PROJECT SUMMARY/ABSTRACT
Sexual minority adults experience suicidal thoughts and behaviors (STBs) at rates 3–6 times higher than
heterosexual adults: Up to 20% of sexual minority adults seriously consider suicide each year, compared to 4%
of heterosexual adults. Sexual minorities are not a monolithic group, and STB prevalence varies by people’s
intersectional identities. For example, STB prevalence varies by rurality, such that rural sexual minorities have
higher STB prevalence than urban sexual minorities. Regardless of one’s identities, STB risk occurs in acute
and dynamic patterns. This means that STB risk changes quickly, over hours or days. Clarifying acute and
dynamic STB risk processes provides critical information on how to predict, prevent, and treat STBs. However,
there is a complete absence of research on sexual minorities’ acute and dynamic STB risk processes. This is a
critical barrier to progress in suicide prediction and prevention. In response to the NOSI for Research on the
Health of Sexual and Gender Minority Populations (MD-22-012), the goal of this K08 is to examine how acute
and dynamic STB risk processes predict future STBs in rural sexual minority adults. This K08 uses exploratory
sequential mixed methods to complete two studies and four research aims. In Study 1, Aim 1 will use
qualitative interviews to explore rural sexual minority adults’ perceived STB risk processes within and outside
rural and LGBTQIA+ communities. Qualitative data will inform assessments in Study 2. Study 2 includes a fully
remote ecological momentary assessment (EMA) protocol. The EMA protocol includes 6 surveys per day for
21 days, where participants will report on their STBs, known STB risk factors (stigma, low belonging), and the
risk processes identified in Study 1. Aim 2 will determine the feasibility and acceptability of rural sexual minority
adults completing a fully remote STB EMA protocol. Aim 3 will use EMA data to estimate acute, dynamic,
multivariate STB risk factor networks. Aim 4 will use STB risk factor network parameters to predict STBs at 3-
and 6-month follow-up. The research aims will provide pilot data for an R01 assessing the intersectionality of
sexual minority adults’ rurality, gender, race, and ethnicity on STB risk processes. To accomplish these
research aims, I will complete training activities related to four training aims: (1) develop expertise in sexual
minority health, (2) build skills in qualitative and mixed methods, (3) learn advanced EMA methods, and (4)

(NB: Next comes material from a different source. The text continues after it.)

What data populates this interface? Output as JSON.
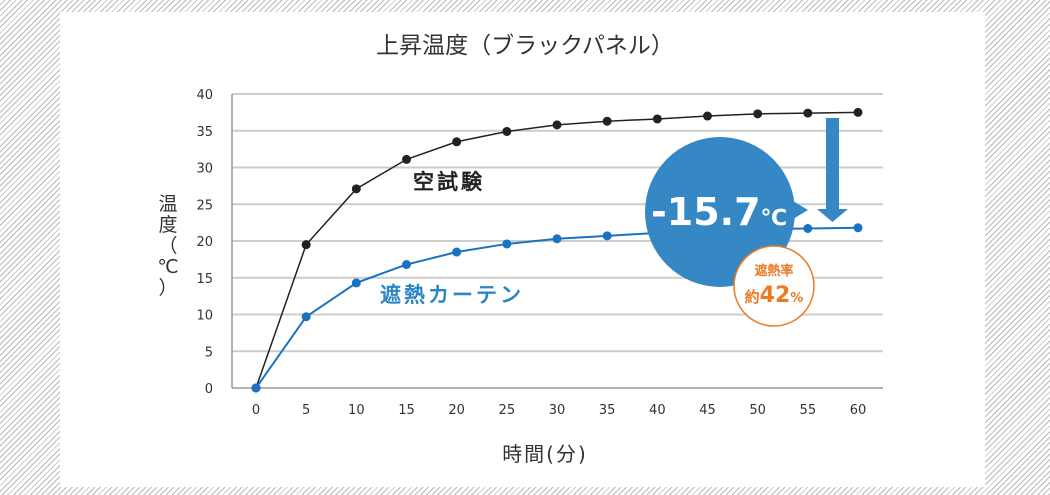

conduct person-specific data analyses. I will complete training activities under a team of expert mentors. The
scientific environment at the Pennsylvania State University and its College of Medicine offers ample scientific
and practical resources to successfully complete the proposed research and training aims and to achieve my
long-term career goal of becoming an independent clinical scientist. The proposed K08 will launch my
independent research career focused on clarifying intersectional STB risk processes for sexual minorities
across the rural–urban continuum and informing therapeutic targets for sexual minority STB prevention.